We continued talking and eventually it was mentioned they had no investors but they could give equity- -yep, 10% of nothing is still nothing was what I was thinking. I was ready to leave until I heard from the advisor and learned about the high-profile startups he was part of. Ok, maybe I will stick around a bit and learn something from this guy.
I agreed to help out when I could, this ended up being translated to full-time on the weekends and we quickly parted ways.
The next day I received an email from the advisor, he wanted to meet with me to talk more about the opportunity. Sure, this is a good chance for me to learn something and get feedback on my startup idea I had on the backburner for a while.
So I hurry down the next day to a cafe shop.
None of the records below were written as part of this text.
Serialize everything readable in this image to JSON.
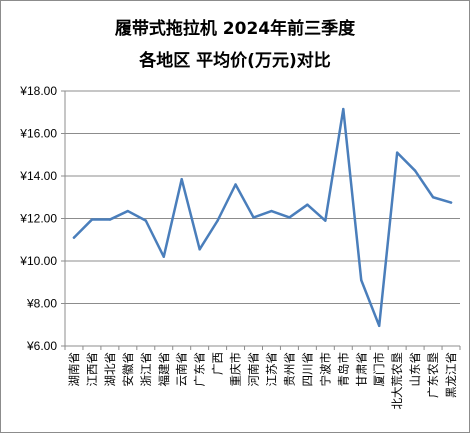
{
  "chart_data": {
    "type": "line",
    "title": "履带式拖拉机  2024年前三季度",
    "subtitle": "各地区 平均价(万元)对比",
    "xlabel": "",
    "ylabel": "",
    "ylim": [
      6,
      18
    ],
    "y_ticks": [
      "¥6.00",
      "¥8.00",
      "¥10.00",
      "¥12.00",
      "¥14.00",
      "¥16.00",
      "¥18.00"
    ],
    "grid": true,
    "legend": "none",
    "line_color": "#4a7ebb",
    "categories": [
      "湖南省",
      "江西省",
      "湖北省",
      "安徽省",
      "浙江省",
      "福建省",
      "云南省",
      "广东省",
      "广西",
      "重庆市",
      "河南省",
      "江苏省",
      "贵州省",
      "四川省",
      "宁波市",
      "青岛市",
      "甘肃省",
      "厦门市",
      "北大荒农垦",
      "山东省",
      "广东农垦",
      "黑龙江省"
    ],
    "values": [
      11.1,
      11.95,
      11.95,
      12.35,
      11.9,
      10.2,
      13.85,
      10.55,
      11.9,
      13.6,
      12.05,
      12.35,
      12.05,
      12.65,
      11.9,
      17.15,
      9.1,
      6.95,
      15.1,
      14.25,
      13.0,
      12.75
    ]
  }
}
He wasted no time and elaborated more on the idea, then talked about his experience and then opened the conversation to me. I first asked for some startup advice.
What's the most challenging part of a startup?
He took a small pause and replied with, "Managing people", makes sense but he didn't elaborate further than that, which was disappointing.
I quickly moved to the next topic, I eargerly expressed my startup idea, the research I have done and why I think this is a great idea I didn't have much of a buisness plan, after all most startups just need a strong user base, the money flow comes later.
Now any kind of feedback is useful to a person, it can be negative or positive, but what I got was the worst king of feedback. After my pitch, he asked me one question.
How are you going to make money?
I didn't have an acceptable answer of course, advertising and monthly subscriptions? Then he just paused, looked at me with this blank look on his face, he said nothing and then changed topics. I didn't know how to translate that, should I just give up now? Of course this wasn't a a winner in his eyes, but how is this any worse than what he's part of now? At least I'm technical.
Terrible feedback, I got nothing from that and soon after he had a meeting to attend, so we parted. Oh, just before leaving, he reminded me to do my part and help in anyway I can on the project. It was like he had no shame to tell me exactly what he wanted from me. Of course this angered me and felt like I didn't matter to him.
The later that day I got a call from the founder, two documents had to be signed-- a non-disclosure and something else-- before the code could even be shown to me.
That was the final straw, I'm not signing anything to have to privilege of working for free at this startup. The founder's friend wasn't willing to spend a couple minutes giving any sort of advice, and still had the audacity to push me to work on the weekends, so why should I help you in anyway?
Thanks for the opportunity but no thanks. The founder was surprised in my change of mind and wanted an explanation. I said something along the lines of I don't have the time, but it didn't matter to me I wanted to end the conversation as soon as possible.
That was that.
The moral of this story is not always get paid for your time, it is do not waste your time helping people who do not deserve it. Appriciation and thank you go a long way. A lot of people ask for help but make no effert to return the favor.
Years later, I was curious to see how this startup was doing, maybe it got big and I made a mistake, so I took a quick look online. The founder was on to a new idea-- not surprising --with a new site, with new t-shirts and all. Looks like I saved myself some headache.